Viertes Kapitel

[27] Klotilde hatte gefürchtet, sie würde mit dem Herrn Professor ein schauderhaft gelehrtes Gespräch zu führen haben, und sah sich aufs angenehmste überrascht, als ihr diese Pein durchaus erspart blieb. Nicht, daß von den Lippen des Herrn nicht hin und wieder eine Anspielung auf irgend einen wissenschaftlichen Gegenstand, oder etwas, das ihr wenigstens so erschien, gekommen wäre! Aber immer doch nur eine Anspielung, die seiner Unterhaltung sogar einen gewissen originellen Reiz gab und ihr schmeichelte, da er doch jedenfalls annahm, daß sie für diese Winke nach höheren Regionen das volle Verständnis besaß. Im übrigen war, was er vorbrachte – und er brachte viel, sehr viel vor – er schien unerschöpflich – doch nur eine Plauderei, die ihr allerdings um einen beträchtlichen Grad geistreicher schien als die, an welche sie in ihrer Gesellschaft gewöhnt war.
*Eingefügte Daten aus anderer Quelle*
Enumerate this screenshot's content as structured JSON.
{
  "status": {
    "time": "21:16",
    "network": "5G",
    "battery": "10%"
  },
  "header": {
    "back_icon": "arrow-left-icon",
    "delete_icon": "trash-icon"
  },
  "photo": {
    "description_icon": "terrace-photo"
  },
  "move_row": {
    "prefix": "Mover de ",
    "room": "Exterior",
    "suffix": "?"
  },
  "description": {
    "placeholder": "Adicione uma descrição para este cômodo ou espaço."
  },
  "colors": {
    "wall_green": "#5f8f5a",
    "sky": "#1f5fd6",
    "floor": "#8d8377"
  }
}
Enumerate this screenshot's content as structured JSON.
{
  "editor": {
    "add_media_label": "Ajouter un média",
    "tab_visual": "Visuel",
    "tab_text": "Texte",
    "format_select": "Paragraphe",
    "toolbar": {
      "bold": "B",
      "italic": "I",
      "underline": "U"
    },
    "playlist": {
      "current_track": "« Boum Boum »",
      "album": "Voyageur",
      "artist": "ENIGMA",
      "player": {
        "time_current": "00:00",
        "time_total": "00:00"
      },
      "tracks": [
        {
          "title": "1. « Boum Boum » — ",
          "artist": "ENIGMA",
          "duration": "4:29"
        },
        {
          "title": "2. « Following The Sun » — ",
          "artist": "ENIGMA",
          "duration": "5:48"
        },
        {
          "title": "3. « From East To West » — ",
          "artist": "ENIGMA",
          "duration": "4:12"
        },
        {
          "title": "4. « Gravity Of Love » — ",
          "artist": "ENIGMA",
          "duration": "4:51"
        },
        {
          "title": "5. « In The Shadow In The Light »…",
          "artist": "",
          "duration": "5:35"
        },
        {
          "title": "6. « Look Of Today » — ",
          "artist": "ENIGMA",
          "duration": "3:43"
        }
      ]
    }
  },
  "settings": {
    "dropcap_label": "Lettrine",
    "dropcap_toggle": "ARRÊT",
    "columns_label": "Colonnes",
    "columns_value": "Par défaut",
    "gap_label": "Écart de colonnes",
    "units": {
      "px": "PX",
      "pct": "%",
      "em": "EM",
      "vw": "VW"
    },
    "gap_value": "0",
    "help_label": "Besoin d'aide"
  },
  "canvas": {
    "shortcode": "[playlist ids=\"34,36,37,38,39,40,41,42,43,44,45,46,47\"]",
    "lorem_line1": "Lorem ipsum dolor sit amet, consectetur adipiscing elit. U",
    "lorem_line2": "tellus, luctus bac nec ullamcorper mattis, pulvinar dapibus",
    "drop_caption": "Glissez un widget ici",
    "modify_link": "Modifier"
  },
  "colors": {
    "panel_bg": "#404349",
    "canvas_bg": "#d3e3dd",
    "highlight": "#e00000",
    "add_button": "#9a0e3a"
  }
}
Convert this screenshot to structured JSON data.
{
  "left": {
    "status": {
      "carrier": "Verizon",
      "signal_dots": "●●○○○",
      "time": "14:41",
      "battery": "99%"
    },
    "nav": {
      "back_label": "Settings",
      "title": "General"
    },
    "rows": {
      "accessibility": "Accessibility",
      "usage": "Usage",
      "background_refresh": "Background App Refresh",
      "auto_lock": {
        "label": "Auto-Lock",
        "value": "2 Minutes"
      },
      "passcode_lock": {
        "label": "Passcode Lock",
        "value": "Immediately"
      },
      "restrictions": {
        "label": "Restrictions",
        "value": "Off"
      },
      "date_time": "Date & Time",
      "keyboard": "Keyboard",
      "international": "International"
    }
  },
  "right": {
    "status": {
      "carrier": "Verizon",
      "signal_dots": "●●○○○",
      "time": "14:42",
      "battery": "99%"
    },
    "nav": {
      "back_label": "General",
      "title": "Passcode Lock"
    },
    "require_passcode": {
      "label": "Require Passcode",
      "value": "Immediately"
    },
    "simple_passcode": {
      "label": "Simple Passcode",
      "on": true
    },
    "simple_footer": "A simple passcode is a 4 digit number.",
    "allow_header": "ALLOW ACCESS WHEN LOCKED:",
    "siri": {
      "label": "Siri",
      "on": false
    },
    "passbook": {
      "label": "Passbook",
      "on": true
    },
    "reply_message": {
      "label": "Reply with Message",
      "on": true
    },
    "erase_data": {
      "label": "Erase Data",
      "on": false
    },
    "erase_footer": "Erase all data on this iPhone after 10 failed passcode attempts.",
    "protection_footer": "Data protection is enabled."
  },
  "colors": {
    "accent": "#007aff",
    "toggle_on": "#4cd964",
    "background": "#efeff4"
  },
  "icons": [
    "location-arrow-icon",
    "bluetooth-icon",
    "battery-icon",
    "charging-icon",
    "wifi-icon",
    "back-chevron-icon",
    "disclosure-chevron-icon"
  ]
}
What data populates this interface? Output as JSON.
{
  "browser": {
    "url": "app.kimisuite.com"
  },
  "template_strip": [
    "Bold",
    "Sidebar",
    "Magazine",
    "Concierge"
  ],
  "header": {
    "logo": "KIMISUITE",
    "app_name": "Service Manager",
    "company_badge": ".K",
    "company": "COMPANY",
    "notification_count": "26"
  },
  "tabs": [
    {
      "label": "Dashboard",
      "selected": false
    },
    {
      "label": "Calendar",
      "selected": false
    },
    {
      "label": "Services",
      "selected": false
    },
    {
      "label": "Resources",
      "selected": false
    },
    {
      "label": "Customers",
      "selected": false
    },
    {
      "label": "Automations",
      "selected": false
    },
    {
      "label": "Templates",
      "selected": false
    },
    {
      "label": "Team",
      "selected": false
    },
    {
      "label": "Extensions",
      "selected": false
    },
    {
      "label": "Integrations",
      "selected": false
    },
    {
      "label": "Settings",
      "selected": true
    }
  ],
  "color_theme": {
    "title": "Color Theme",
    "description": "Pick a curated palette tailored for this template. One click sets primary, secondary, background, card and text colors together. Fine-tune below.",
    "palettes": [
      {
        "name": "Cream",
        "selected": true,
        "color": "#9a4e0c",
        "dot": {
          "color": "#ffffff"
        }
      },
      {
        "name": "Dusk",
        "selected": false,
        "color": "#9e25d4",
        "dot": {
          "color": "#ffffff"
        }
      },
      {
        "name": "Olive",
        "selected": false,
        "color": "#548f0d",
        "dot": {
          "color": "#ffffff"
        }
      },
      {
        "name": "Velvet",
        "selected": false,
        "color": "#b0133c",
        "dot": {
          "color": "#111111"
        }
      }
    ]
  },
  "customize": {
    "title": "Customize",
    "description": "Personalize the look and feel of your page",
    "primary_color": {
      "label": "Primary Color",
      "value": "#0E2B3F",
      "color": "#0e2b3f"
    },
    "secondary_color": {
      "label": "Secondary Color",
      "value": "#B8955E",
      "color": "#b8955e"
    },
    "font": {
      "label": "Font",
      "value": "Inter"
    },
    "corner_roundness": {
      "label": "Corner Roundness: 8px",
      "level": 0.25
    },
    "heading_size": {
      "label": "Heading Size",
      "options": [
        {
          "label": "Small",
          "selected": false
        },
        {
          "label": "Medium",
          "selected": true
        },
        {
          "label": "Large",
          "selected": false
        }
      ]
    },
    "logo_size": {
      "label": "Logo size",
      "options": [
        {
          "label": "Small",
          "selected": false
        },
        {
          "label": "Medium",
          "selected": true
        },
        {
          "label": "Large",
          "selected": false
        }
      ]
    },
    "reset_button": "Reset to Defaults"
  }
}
Zu der er, wollte sie ihn nur nach seinen Manieren und seinem Aeußeren beurteilen, am Ende auch gehörte. Einer eleganteren Toilette konnte sich keiner der Herren in Civil rühmen; Frack und Weste waren nach dem neuesten Schnitt, das feine Vorhemd von blendender Weiße, die Krawatte saß tadellos. War[27] ihr doch schon heute nachmittag in dem Pferdebahnwagen die Sorgfalt, mit der er sich kleidete, aufgefallen! Und jetzt in seiner unmittelbaren Nähe konnte sie sich überzeugen, daß sie auch sonst seine Erscheinung richtig taxiert hatte. Mit seinen regelmäßigen Zügen, der feingewölbten Stirn, den großen, ausdrucksvollen blauen Augen, dem prächtigen blonden Vollbart, der stattlichen, breitschulterigen, hochbrustigen Figur, mußte sie ihn wirklich für einen schönen Mann gelten lassen, trotzdem sie eigentlich an Blondins nicht leicht Geschmack fand, und in Fernau mit seinem blauschwarzen Haar und Bart und dem südlichen Oliventeint ihr Ideal sah. Das Einzige, was ihr an dem schönen Manne unangenehm auffiel, waren seine großen, knochigen, allzu roten Hände. In den Augen der Dame aus uralt freiherrlichem Geschlecht durfte ein Mann, den sie als ihresgleichen nehmen sollte, solche Hände nicht haben.

Las der Mann in ihren heimlichen Gedanken?

Sie waren auf die landwirtschaftlichen Reize der deutschen Mittelgebirge, zuletzt auf die des Harzes zu sprechen gekommen.

Aber Sie kennen den Harz wohl nicht? sagte sie, als sie bemerkte, daß er stiller geworden war und sie schließlich nur noch allein sprach.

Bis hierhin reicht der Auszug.